Migraine is a neurovascular condition which affects approximately 15 percent of western society. Compounds found in food items as well as beverages (wine, chocolate, citrus, etc) regarded as migraine triggers include phenylethylamine, tyramine, and possibly phenolic compounds and histamine. Avoiding these migraine triggers could reduce the occurrence of migraines in certain individuals significantly.
Even so, just a small number of individuals in 1 study became headache-free by just eliminating these food items, epidemiological research is indicating that genetic factors could be an underlying reason. Discrepancies in how individuals are reacting to drinking wine, and if wine is a migraine trigger, could be perhaps explained by genetic polymorphisms in certain enzymes associated with metabolism.
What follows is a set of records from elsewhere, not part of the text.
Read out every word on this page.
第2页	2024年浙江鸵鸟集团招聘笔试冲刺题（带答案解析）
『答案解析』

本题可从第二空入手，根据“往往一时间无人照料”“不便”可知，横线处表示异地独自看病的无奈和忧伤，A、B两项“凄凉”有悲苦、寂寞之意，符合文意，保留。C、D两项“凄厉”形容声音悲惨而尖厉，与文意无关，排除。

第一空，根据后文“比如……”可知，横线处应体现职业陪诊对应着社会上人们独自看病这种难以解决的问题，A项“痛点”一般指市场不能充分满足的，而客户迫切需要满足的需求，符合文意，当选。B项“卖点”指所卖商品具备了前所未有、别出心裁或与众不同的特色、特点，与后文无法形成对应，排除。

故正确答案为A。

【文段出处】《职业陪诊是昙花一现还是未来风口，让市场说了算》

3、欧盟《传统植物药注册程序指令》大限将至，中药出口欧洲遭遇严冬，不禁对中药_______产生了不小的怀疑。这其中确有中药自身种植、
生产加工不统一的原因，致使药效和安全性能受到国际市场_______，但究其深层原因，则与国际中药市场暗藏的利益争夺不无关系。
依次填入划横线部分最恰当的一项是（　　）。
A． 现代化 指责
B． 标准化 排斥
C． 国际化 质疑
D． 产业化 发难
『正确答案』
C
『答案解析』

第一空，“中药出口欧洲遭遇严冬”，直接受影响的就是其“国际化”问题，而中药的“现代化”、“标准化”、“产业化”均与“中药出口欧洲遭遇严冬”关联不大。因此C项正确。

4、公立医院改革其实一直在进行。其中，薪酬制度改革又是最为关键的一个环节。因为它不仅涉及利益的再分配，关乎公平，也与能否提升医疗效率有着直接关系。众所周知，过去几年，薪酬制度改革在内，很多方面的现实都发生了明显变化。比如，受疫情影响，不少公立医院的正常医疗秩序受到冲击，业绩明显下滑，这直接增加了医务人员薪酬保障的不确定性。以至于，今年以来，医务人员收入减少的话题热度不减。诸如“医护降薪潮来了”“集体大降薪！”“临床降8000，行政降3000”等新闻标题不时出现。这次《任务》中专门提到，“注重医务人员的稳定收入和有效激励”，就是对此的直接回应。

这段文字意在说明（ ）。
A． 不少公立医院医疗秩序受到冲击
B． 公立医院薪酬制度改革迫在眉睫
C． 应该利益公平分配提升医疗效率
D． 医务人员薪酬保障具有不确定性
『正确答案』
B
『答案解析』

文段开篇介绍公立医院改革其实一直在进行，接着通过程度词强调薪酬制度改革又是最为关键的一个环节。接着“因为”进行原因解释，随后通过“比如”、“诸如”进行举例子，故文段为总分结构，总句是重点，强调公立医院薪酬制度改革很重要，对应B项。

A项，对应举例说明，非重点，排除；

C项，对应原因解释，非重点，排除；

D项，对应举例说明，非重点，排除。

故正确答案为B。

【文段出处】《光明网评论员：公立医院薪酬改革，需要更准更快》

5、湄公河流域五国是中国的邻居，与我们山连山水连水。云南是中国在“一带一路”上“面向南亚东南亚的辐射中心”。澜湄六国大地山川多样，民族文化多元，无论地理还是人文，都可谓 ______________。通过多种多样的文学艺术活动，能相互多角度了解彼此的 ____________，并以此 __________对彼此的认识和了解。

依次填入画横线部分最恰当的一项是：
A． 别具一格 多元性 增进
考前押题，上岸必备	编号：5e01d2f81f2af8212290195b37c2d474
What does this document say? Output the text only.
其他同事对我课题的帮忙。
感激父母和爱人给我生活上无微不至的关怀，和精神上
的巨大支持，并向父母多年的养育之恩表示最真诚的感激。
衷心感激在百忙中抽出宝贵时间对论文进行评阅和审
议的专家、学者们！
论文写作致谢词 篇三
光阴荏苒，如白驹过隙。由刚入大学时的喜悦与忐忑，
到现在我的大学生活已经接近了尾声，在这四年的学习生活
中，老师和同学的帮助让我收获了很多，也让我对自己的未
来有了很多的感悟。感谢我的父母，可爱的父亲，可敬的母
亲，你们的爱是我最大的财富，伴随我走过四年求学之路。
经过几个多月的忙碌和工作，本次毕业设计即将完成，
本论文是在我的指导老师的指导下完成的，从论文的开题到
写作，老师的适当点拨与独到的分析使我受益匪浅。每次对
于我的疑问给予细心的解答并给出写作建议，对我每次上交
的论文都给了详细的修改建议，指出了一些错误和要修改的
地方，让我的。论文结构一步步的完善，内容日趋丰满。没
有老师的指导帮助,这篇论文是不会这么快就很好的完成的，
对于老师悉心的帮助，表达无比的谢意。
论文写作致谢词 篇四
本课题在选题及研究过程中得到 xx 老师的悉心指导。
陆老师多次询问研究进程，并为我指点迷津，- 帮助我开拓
Alcohol is a migraine trigger in approximately a third of individuals with migraine in research on migraine trigger factors. Numerous population studies reveal that individuals having migraine drink alcohol in a smaller percentage compared to general population. Studies have revealed a decreased occurrence of headache with increasing amount of alcohol drunk. The classification criteria of alcohol associated headaches continue to be problematic.
A review summarizes the scientific data associated with migraine headaches and alcohol. The factors which trigger a migraine attack, or also other headaches, are inadequately understood. While studies have a tendency to include alcohol as a migraine trigger, the review explains that in a recent prospective study, stress, menstruation and fatigue were found in most cases to relate to a subsequent attack. The mechanism of the action and the role of alcohol or other elements of alcoholic beverages in connection with alcohol-induced headache was reviewed. It was concluded that studies overestimate the role of alcohol, and also other foods, as migraine triggers.
Despite the fact that certain people have the start of a migraine or other kind of headache after drinking wine or alcohol, the conclusions aren’t consistent. It could be practical for migraine sufferers to drink small quantities of different types of alcohol to find out if each type is tolerated or not. After observing the effects in addition to factoring in symptoms as a result of other dietary or lifestyle factors (dehydration, stress, and sleep), a discussion can be had with a physician regarding starting or continuing alcohol use.